Cette crise a constitué un puissant accélérateur de la diffusion numérique dans le domaine de la santé. La place des plates-formes en ligne de prise de rendez-vous et l'essor considérable de la téléconsultation l'illustrent. Elle a également éclairé sous un jour nouveau les questions de souveraineté numérique, et les risques en matière de sécurité des systèmes d'information, tels que l'augmentation des cyberattaques ou la faiblesse de la culture numérique chez certains acteurs.

La CNIL n'est pas compétente pour dire si les dispositifs existants suffisaient pour lutter contre une pandémie. Pour autant, les nombreux textes adoptés pendant la crise ont témoigné de l'insuffisance ou de l'incomplétude du cadre juridique antérieur à cette période.

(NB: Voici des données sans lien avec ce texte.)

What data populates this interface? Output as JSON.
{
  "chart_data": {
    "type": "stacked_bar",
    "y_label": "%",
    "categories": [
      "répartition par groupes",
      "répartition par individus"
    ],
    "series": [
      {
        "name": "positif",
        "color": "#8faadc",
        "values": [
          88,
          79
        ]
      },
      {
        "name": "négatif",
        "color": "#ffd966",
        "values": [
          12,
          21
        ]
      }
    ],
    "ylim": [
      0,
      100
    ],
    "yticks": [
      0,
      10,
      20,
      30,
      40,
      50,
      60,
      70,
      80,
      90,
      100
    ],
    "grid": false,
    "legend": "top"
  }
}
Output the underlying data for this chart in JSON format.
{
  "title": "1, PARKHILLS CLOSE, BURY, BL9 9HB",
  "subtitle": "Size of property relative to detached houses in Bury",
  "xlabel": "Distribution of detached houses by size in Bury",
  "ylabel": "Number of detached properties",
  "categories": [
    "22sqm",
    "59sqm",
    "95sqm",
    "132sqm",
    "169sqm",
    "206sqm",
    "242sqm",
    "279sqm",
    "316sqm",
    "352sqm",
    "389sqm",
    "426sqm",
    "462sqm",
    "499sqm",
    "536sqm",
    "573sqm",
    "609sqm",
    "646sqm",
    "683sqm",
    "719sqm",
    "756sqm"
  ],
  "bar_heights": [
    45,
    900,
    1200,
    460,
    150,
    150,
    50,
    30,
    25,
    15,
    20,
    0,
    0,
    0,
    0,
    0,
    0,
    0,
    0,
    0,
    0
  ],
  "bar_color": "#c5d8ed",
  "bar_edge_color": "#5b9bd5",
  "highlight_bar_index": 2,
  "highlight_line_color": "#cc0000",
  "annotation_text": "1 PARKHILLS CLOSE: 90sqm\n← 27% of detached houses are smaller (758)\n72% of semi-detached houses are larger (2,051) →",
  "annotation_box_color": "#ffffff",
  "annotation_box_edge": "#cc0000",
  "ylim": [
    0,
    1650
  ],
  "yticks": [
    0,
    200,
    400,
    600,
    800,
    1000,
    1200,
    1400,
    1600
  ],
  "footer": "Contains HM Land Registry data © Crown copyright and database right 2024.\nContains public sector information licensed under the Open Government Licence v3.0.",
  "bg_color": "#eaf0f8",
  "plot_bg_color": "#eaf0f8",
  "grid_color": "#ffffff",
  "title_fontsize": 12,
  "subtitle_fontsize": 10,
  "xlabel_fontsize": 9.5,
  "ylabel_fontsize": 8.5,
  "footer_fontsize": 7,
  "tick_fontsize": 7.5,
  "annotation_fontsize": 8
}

Ils ont répondu à la nécessité, dans certains cas précis, de déroger au secret médical, et ont mis en exergue les besoins de transparence quant au fonctionnement de dispositifs nouveaux.

Par ailleurs, une évaluation globale de ces dispositifs semble s'imposer afin de s'assurer de leur complémentarité, à plus forte raison avant d'envisager toute éventuelle pérennisation.

À la lumière de ces trois dernières années, il convient de procéder à un état des lieux objectif de l'existant, et d'engager une réflexion sur le cadre juridique actuel et les évolutions nécessaires. Une telle évaluation s'impose avant la fin de ce mois, en application de l'article 5 de la loi du 30 juillet 2022, bien que celle-ci précise qu'elle ne concerne que les pandémies, et non les épidémies d'autres catastrophes sanitaires.

En outre, une réflexion sur l'opportunité de maintenir certains dispositifs en dehors des périodes de crise doit aussi être engagée. Ce débat permettra de cranter dans la loi un certain nombre de garanties assurant un équilibre entre l'objectif de protection de la santé publique et le respect des libertés fondamentales des personnes, l'accès au soin et la protection des données à caractère personnel. Il conviendra de prendre en compte les spécificités de chaque crise afin que les atteintes portées aux droits et libertés des personnes concernées constituent des mesures nécessaires et proportionnées. Par voie de conséquence, il s'agit de déterminer les critères spécifiques de création ou d'activation des systèmes d'information.

Cette vigilance plaide pour l'élaboration d'un dispositif à géométrie variable. En tout état de cause, seules des situations d'une ampleur ou d'une gravité particulières devraient autoriser la mise en œuvre de traitements spécifiques, a fortiori s'ils sont dérogatoires au droit commun et attentatoires aux droits et libertés.

Pour ces raisons, je demande que la CNIL soit saisie de tout projet de loi relatif à la protection des données à caractère personnel et à leur traitement, quand bien même la mise en œuvre des traitements en cause devrait être précisée par voie réglementaire.

Enfin, cette crise a confirmé qu'il était possible de mettre en œuvre des traitements de données de manière efficace, rapide et respectueuse de la vie privée. Loin de constituer des freins à la gestion de la crise sanitaire, le RGPD et la loi Informatique et libertés ont garanti la mise en œuvre effective de dispositifs respectueux des droits et libertés des personnes. Ils ont ainsi participé à une transparence de l'action de l'État, qui a contribué, je l'espère, à limiter la défiance de nos concitoyens à l'égard des systèmes d'information.